Not all share Briody's optimism that the GAA will play ball. Or play it to the CPA's liking. Even the removal of deadwood competitions that serve as pre-league preparation is not going to be an easy proposition for an association inclined towards sentimentality and constrained by regional politics.
But high-profile interventions like that of Brian Cody have helped turn up the heat. For all he has achieved at county level, Cody, and his county traditionally, has demonstrated an earnest interest and concern around club welfare.
Kilkenny's championship starts this weekend. They will have two rounds in April, and fit one in during May on the Tuesday after the county plays Carlow in the Leinster round-robin. That will be it then until August but most counties won't be having championship matches in May. Nor are most county managers as club-conscious as Cody.
"I think his comments struck a chord because he doesn't normally speak out on these things," says Briody of remarks made by Cody last year in this paper. "He said they were not playing on the pitches in Kilkenny during the best summer (2018) we had for a long time."
And the impact is related in an ESRI report from 2013 showing a drop-off rate of 75 per cent in GAA players from the ages of 19 to 24. The situation, Briody hazards a guess, has not improved since then because of the poor record counties have for reliable fixtures programmes, leaving players unsure and unable to plan their lives around the games. Eventually, there has to be a tipping point - even for the most loyal.
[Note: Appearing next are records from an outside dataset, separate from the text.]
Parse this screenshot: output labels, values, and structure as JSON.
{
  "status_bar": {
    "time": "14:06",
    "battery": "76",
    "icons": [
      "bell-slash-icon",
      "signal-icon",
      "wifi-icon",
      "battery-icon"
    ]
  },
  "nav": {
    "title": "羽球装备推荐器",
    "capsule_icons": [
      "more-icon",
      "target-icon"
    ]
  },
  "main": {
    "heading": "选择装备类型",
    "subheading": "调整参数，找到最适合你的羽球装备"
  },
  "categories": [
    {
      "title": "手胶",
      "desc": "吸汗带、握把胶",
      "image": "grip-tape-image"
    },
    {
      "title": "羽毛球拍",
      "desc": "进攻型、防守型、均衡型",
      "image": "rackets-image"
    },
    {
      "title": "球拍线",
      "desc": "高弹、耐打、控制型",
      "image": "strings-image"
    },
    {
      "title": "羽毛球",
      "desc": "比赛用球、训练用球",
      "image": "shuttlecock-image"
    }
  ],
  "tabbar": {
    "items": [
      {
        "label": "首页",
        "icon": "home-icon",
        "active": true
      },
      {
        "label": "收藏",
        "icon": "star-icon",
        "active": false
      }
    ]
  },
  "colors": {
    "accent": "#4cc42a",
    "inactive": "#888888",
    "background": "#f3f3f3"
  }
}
"What is not documented enough is the drop-off in numbers," says Briody. "Your club player doesn't put it up on Twitter: 'That's it, I've had enough of it. I am giving it up'. He just doesn't come down training on the Tuesday. There is no big hullabaloo. And that disenchantment, we would see it from members' correspondence regularly, number one to tell us to keep going, keep at it, keep plugging for the club player, but then explaining to us their different circumstances. That it's not on."
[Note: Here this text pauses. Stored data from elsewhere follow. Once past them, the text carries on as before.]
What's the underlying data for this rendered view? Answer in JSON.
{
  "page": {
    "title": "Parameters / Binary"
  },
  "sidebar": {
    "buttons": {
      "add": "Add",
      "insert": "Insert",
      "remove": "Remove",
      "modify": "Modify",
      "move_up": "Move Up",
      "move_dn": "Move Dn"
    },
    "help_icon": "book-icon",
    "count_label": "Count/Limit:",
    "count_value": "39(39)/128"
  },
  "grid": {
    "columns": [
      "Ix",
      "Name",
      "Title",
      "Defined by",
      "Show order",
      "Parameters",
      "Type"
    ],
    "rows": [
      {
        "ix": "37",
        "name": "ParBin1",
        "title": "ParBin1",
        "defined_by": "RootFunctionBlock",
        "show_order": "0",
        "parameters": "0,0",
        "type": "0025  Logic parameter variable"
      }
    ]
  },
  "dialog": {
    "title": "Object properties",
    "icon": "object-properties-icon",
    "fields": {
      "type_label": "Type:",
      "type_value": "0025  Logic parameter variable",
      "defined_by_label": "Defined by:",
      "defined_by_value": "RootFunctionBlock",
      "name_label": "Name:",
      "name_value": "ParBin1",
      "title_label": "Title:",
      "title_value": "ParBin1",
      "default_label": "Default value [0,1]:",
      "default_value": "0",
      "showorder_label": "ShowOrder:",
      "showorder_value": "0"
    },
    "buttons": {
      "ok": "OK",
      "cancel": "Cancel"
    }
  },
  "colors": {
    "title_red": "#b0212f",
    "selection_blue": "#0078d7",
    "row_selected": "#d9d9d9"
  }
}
Last November a motion from Roscommon for national fixture reform was rejected by Central Council. Tommy Kenoy, proposing the motion, spoke of soccer filling the void left by the GAA in the summer. Briody speaks of better relations now and a clear understanding by the GAA that it has to act.
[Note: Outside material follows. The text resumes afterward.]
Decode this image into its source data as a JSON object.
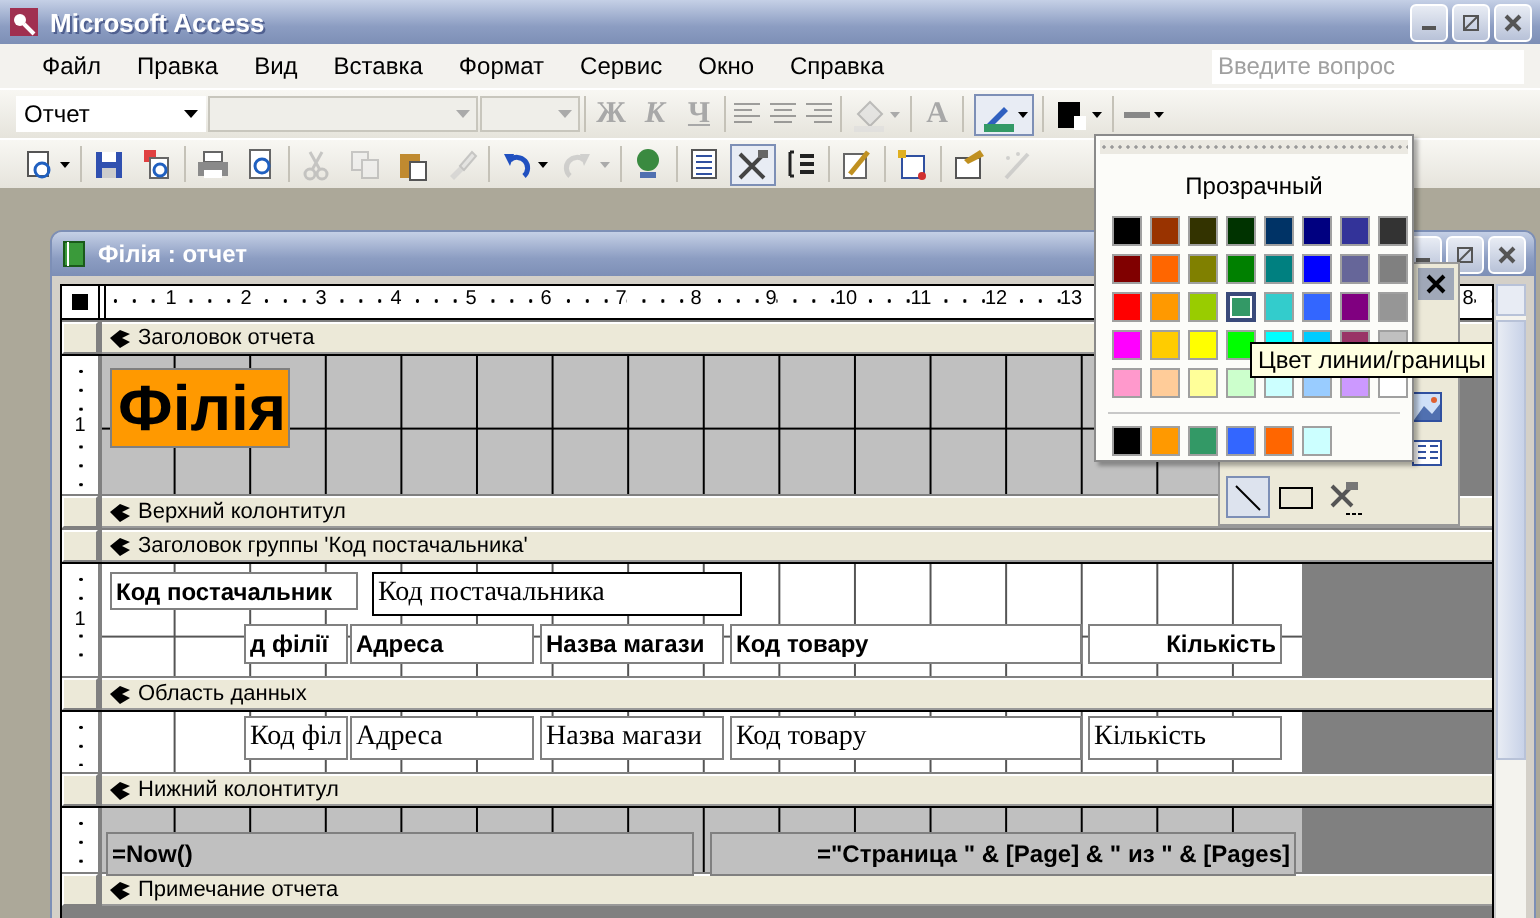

"It would be documented from the previous Congress that people stood up and spoke about the CPA, spoke about witch-hunts, and I think nobody has ever questioned our motives, the reason we are doing this. Obviously in every walk of life if someone comes out and says there is a better way of doing it, people who are in there doing that for their day job, they get offended.
"We don't want to fall out with anyone over that. We are not looking for money. We are two years up and running and we still haven't spent a penny. We don't have a bank account. And we are not looking for recognition.
"I don't want to be the next county board chairman, provincial chairman, etc. When this is done and dusted I will fold the tent of the CPA and walk away.
"It is the GAA's responsibility to look after club players. We are a lobby group collectively shouting that bit louder than any individual club can do. In the last two-and-a-half years we haven't succeeded in getting massive change but we are getting there."